Y después de dar otra vuelta por el jardín, Maya y Mtati ya sabían decir algunas palabras en gorrioní y una o dos frases en gatí y en vaqués, y podían entender también alguna palabra suelta en moscañol. Nehi y todas las criaturas del jardín les suplicaron a Mati y a Maya que se quedaran con ellos al menos unas semanas.

Pero Mati cogió de la mano a Maya y dijo:

– Allí estarán preocupados por nosotros. No podemos inquietarles tanto.

Entonces también Mati recordó que en ese mismo instante, justo a la caída de la noche, se cerraban todas las casas del pueblo, se atrancaban todas las contraventanas y se echaban dos o tres cerrojos de hierro en cada puerta: seguro que sus padres estaban muy asustados, tal vez todo el pueblo hubiera salido a buscarles con linternas, y puede que incluso hubieran desistido ya de la búsqueda y estuvieran todos encerrados, cada familia tras sus rejas y sus contraventanas de hierro.

Por tanto, Maya y Mati le pidieron a Nehi que enviara con ellos a una cierva veloz, o a un perro, para que les mostrase el camino a casa a través de la montaña. Por supuesto, los dos prometieron que jamás le contarían a nadie lo que habían visto con sus propios ojos ni lo que habían oído en el escondite del diablo de las montañas, ni revelarían ninguna de las maravillas que se les había mostrado en su jardín.

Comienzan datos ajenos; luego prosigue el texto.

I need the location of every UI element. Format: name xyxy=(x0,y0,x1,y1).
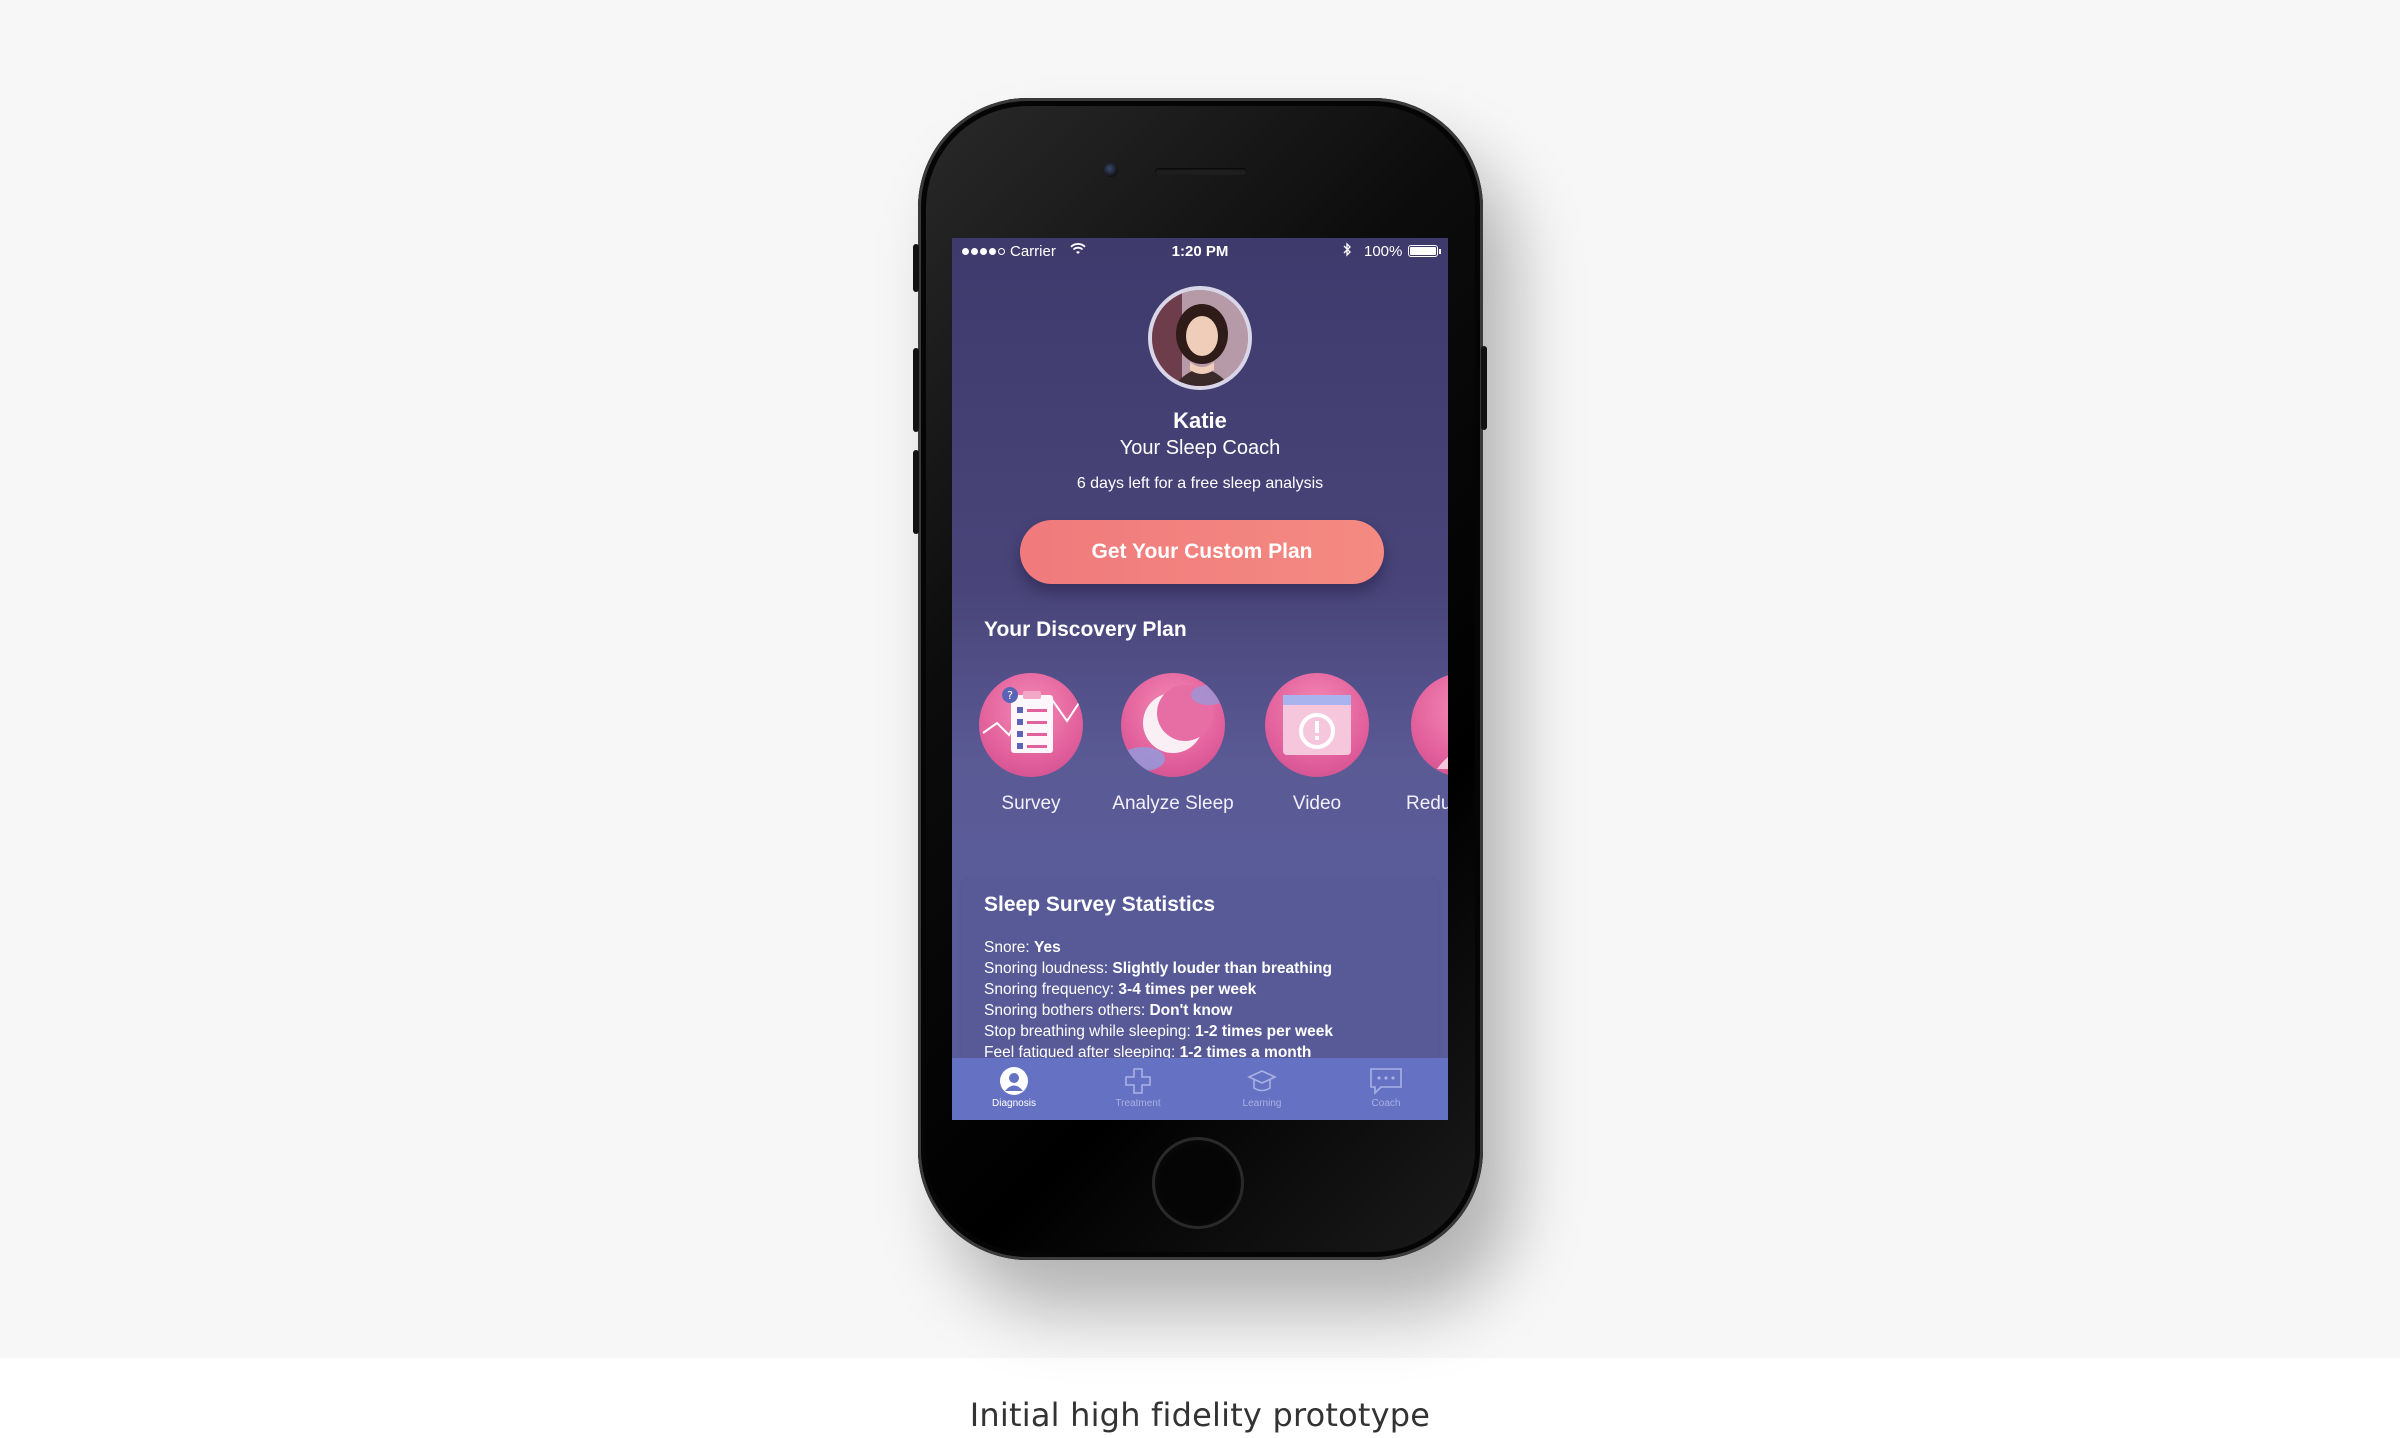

Pero Nehi volvió a sonreírles con aire pensativo, era una sonrisa modesta, una sonrisa casi tímida, incluso triste, pero también un poco pícara, una sonrisa que no comenzaba en los labios sino entre las arrugas de los ojos y que bajaba y se extendía por la red de canales de sus mejillas hasta detenerse y titubear ligeramente en las comisuras de los labios. Y después de sonreír dijo que no había ninguna necesidad de que le prometieran algo así: aunque lo contaran todo allí, aunque dieran los detalles más precisos, ¿quién iba a creerlos? Si contaban lo que habían visto, sólo provocarían risas y burlas en todo el pueblo: el castigo de los escépticos era ponerlo todo en duda, hasta dudar incluso de su propio escepticismo. Mientras que el castigo de los que sospechan era sospechar de todo día y noche. Sospechar incluso de sí mismos y de sus propias sospechas.

– Cuando la maestra Emmanuela, o Almón el pescador, se ponen a contar historias de animales -dijo Mati-, al instante todos empiezan a burlarse. Tanto los adultos como los niños. Pero a veces algún adulto olvida por un instante las burlas, tal vez asaltado de repente por el arrepentimiento o la nostalgia, y comienza a contar algo que enseguida él mismo negará rotundamente. Siempre hay uno que empieza y el resto le hace callar. Pero el que empieza es cada vez alguien distinto. Y a veces llega un niño a clase por la mañana y les cuenta a todos que cree haber oído al amanecer, estando aún medio dormido, un gorjeo lejano, o un zumbido, o el canto de un grillo. Al instante todos le hacen callar para que no prosiga y no ponga nerviosos a los demás. Muertos de vergüenza por lo ocurrido, los padres lo niegan todo. O se decide olvidarlo para evitar sufrimientos. Pero yo creo que nadie ha olvidado realmente lo que todo el pueblo decidió olvidar.

Luego, Nehi les pidió que le contaran algo de la vida del pueblo durante las horas de luz. Porque él bajaba sólo cuando estaba oscuro. Que, por favor, le contaran cómo es la plaza de piedra las largas tardes de verano, entre la luz del día y la luz del ocaso. Cómo es la plaza cuando Danir el tejero, sus ayudantes y otros chicos y chicas van allí a hablar, a beber cerveza, a reírse y a veces también a cantar durante cerca de una hora. Y cómo está Almón el pescador.